Josephson currents in chaotic quantum dots

TL;DR

This paper theoretically investigates the Josephson current in chaotic quantum dots with ballistic contacts, revealing complex phase relationships, sub-gap states, and the influence of the Thouless energy on supercurrent harmonics.

Contribution

It introduces a detailed theoretical analysis of Josephson effects in chaotic quantum dots using nonlinear sigma-model Keldysh formalism, highlighting the role of Thouless energy and sub-gap states.

Findings

Supercurrent exhibits strongly anharmonic skewed phase dependence.

Second harmonic becomes comparable to the first when Thouless energy exceeds the superconducting gap.

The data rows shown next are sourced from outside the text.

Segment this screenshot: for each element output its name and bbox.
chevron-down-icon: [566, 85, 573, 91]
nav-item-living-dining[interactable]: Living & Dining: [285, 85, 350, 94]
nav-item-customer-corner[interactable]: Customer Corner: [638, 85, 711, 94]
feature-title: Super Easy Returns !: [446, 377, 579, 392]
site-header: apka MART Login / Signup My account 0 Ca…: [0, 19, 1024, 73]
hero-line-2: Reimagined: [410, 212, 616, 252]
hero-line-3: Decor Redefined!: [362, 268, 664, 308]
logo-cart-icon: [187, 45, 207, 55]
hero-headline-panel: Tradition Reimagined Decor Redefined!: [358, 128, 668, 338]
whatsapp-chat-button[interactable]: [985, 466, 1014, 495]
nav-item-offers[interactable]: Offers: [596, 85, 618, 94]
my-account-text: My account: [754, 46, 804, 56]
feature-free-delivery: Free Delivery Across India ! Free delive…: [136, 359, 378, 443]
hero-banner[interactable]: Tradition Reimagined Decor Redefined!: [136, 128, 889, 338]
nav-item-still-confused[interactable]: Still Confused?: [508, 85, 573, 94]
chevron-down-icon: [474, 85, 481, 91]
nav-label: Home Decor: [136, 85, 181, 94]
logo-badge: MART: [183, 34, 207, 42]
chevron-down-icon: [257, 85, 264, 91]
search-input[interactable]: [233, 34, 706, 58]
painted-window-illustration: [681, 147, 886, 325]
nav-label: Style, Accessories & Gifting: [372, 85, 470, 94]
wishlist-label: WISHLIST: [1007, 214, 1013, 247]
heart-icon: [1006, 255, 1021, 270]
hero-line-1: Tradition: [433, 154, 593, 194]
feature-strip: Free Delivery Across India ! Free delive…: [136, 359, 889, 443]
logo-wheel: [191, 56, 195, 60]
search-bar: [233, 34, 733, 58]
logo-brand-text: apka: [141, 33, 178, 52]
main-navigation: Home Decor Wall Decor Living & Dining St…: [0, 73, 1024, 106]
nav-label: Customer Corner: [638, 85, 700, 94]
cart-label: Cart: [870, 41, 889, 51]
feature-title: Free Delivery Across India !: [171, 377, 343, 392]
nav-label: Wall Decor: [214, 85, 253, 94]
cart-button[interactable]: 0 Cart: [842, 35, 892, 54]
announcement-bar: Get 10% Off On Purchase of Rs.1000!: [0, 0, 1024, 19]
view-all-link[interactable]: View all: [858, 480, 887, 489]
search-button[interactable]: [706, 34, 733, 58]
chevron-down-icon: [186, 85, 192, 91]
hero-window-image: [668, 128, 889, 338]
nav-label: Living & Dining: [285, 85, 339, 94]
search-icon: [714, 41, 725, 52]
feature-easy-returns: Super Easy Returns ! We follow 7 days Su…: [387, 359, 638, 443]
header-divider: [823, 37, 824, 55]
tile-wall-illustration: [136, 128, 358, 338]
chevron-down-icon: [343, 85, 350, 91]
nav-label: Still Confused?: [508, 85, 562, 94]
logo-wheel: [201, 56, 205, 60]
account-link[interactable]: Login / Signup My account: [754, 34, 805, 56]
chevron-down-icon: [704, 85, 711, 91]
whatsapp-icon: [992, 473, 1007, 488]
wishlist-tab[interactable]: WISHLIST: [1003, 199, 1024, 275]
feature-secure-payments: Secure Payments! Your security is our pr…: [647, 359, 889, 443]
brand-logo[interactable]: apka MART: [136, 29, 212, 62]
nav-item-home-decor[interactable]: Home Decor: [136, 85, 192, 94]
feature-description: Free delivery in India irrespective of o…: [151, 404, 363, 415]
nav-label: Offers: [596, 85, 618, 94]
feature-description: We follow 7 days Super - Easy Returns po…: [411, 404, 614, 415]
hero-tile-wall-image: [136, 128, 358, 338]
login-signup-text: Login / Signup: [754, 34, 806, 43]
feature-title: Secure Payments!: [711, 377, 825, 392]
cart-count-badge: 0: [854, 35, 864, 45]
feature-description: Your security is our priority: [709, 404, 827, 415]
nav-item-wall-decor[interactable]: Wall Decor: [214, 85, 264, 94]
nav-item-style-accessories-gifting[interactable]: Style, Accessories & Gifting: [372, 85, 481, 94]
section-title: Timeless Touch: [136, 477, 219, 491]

Presence of sub-gap tail states and mesoscopic fluctuations in the quantum dot.

Abstract

We study theoretically the Josephson current-phase relationship in a chaotic quantum dot coupled to superconductors by ballistic contacts. In this regime, strong proximity effect induces superconductivity in the quantum dot that leads to a significant modification in the electron density of states and formation of multiple sub-gaps. The magnitude of the resulting supercurrent depends on the phase difference of the superconducting order parameter in the leads and shows strongly anharmonic skewed behavior. We find that when the Thouless energy on the dot exceeds the superconducting energy gap, the second harmonic of the supercurrent becomes comparable in magnitude to the first harmonic. To address these effects on the technical level, we use the nonlinear $\sigma$-model Keldysh formalism in the framework of the circuit theory to compute dependence of the density of states, Josephson energy, and current on the superconducting phases in the leads. We analyze how these quantities change as a function of the Thouless energy and the superconducting gap. Finally, we briefly discuss sub-gap tail states, mesoscopic supercurrent fluctuations, weak localization correction, and also touch on anharmonicity of gatemon qubits with quantum dot Josephson junctions.